Mr. West continued, “Today is a milestone for ANG as we become a truly national company. Our passion for growth results from our belief that CNG can make a serious difference for fleets in all corners of America.”
Anchor tenants of the newly acquired stations include some of the nation’s largest fleets such as Anheuser-Busch, Frito-Lay, Swift Transportation, Central Freight Lines, and many others. The  stations are designed for medium and heavy-duty vehicles, but are also open to other fleets and members of the general public who drive natural gas-powered vehicles. Each station has between four and seven fueling lanes and either three or four compressors, guaranteeing consistent capacity and fuel pressure.
Through the transaction, ANG also acquired a new state-of-the-art mobile fueling station. The powerful, self-contained system can be mounted to a trailer and transported wherever a client needs for temporary fueling or backup redundancy.
Service at all stations will continue uninterrupted throughout the ownership transition. ANG will oversee operations with state-of-the-art 24-hour monitoring platforms and an expert “on-call” maintenance team.
Natural gas is the cleanest burning alternative fuel available that has the power to run heavy-duty vehicles. It is also quieter, safer, less expensive and abundant in America. Vehicles that run on natural gas generally emit 13 to 21 percent fewer greenhouse gas emissions than vehicles that run on gasoline.
Those looking to learn more about ANG are encouraged to visit its website, http://www.americannaturalgas.com, or call 866-264-6220 with questions.
About American Natural Gas, LLC
At American Natural Gas (ANG) the future is within reach and we can bring you closer. Through our growing network of Compressed Natural Gas (CNG) stations for the transportation industry, we’re delivering opportunity to fleets across the country. Our team of highly-trained strategists, designers and operations professionals is changing perspectives and increasing potential as we improve the CNG experience and move the alternative fuel industry forward.
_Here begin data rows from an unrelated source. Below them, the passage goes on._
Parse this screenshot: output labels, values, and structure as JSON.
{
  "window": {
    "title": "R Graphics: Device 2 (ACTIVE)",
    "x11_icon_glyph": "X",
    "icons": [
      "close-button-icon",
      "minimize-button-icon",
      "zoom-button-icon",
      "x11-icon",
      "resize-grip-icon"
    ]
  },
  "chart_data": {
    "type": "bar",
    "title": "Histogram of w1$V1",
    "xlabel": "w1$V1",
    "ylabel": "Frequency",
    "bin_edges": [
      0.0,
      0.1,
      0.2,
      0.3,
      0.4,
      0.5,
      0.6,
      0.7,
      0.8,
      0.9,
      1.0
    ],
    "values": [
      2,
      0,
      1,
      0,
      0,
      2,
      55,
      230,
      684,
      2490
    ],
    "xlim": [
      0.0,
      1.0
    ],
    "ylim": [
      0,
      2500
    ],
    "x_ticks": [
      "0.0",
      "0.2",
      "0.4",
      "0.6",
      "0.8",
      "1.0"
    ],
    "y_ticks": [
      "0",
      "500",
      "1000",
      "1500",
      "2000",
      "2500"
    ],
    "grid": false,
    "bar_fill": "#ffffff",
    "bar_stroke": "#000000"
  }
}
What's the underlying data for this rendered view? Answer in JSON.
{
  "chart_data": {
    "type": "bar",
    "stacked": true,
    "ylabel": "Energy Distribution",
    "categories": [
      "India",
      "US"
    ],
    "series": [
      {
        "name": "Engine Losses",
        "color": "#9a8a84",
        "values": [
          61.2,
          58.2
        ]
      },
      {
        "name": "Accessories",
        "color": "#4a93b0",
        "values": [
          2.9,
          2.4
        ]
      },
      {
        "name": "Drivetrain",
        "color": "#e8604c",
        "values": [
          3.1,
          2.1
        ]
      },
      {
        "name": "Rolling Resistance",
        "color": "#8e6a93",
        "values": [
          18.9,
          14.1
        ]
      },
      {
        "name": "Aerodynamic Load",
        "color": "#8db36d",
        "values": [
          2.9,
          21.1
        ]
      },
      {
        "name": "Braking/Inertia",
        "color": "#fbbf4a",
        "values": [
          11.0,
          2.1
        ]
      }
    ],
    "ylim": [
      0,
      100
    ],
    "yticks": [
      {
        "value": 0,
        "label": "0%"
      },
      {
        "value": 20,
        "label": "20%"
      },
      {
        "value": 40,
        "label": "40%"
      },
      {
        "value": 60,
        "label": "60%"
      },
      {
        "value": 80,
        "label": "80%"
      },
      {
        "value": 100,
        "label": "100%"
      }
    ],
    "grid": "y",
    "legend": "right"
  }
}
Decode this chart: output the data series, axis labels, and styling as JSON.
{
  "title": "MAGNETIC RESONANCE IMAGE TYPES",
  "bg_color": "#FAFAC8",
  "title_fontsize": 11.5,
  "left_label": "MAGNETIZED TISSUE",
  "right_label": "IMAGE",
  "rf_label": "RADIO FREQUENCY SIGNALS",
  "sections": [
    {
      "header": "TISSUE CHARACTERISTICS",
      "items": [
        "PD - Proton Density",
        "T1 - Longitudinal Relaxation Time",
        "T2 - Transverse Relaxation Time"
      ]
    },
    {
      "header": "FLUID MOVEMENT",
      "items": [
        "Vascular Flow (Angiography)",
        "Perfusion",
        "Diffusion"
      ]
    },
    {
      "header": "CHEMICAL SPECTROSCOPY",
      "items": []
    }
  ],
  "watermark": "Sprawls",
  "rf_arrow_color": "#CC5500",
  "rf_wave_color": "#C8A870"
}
ANG is a portfolio company within HC2 Holdings, Inc. (NYSE MKT: HCHC). To learn more, visit http://www.americannaturalgas.com.
Cautionary Statement Regarding Forward-Looking Statements
Safe Harbor Statement Under the Private Securities Litigation Reform Act of 1995: This release contains, and certain oral statements made by our representatives from time to time may contain, forward-looking statements. Generally, forward-looking statements include information describing actions, events, results, strategies and expectations and are generally identifiable by use of the words "believes," "expects," "intends," "anticipates," "plans," "seeks," "estimates," "projects," "may," "will," "could," "might," or "continues" or similar expressions. The forward-looking statements in this press release include without limitation statements regarding the beliefs and assumptions of ANG's management. The Company believes these judgments are reasonable, but you should understand that these statements are not guarantees of performance or results, and the Company's actual results could differ materially from those expressed or implied in the forward-looking statements due to a variety of important factors, both positive and negative. Such important factors include, without limitation, issues related to our ability to realize efficiencies, cost savings, income and margin improvements, growth, economies of scale and other anticipated benefits of strategic transactions; and difficulties related to the integration of financial reporting of acquired or target businesses; effects of litigation, indemnification claims, and other contingent liabilities.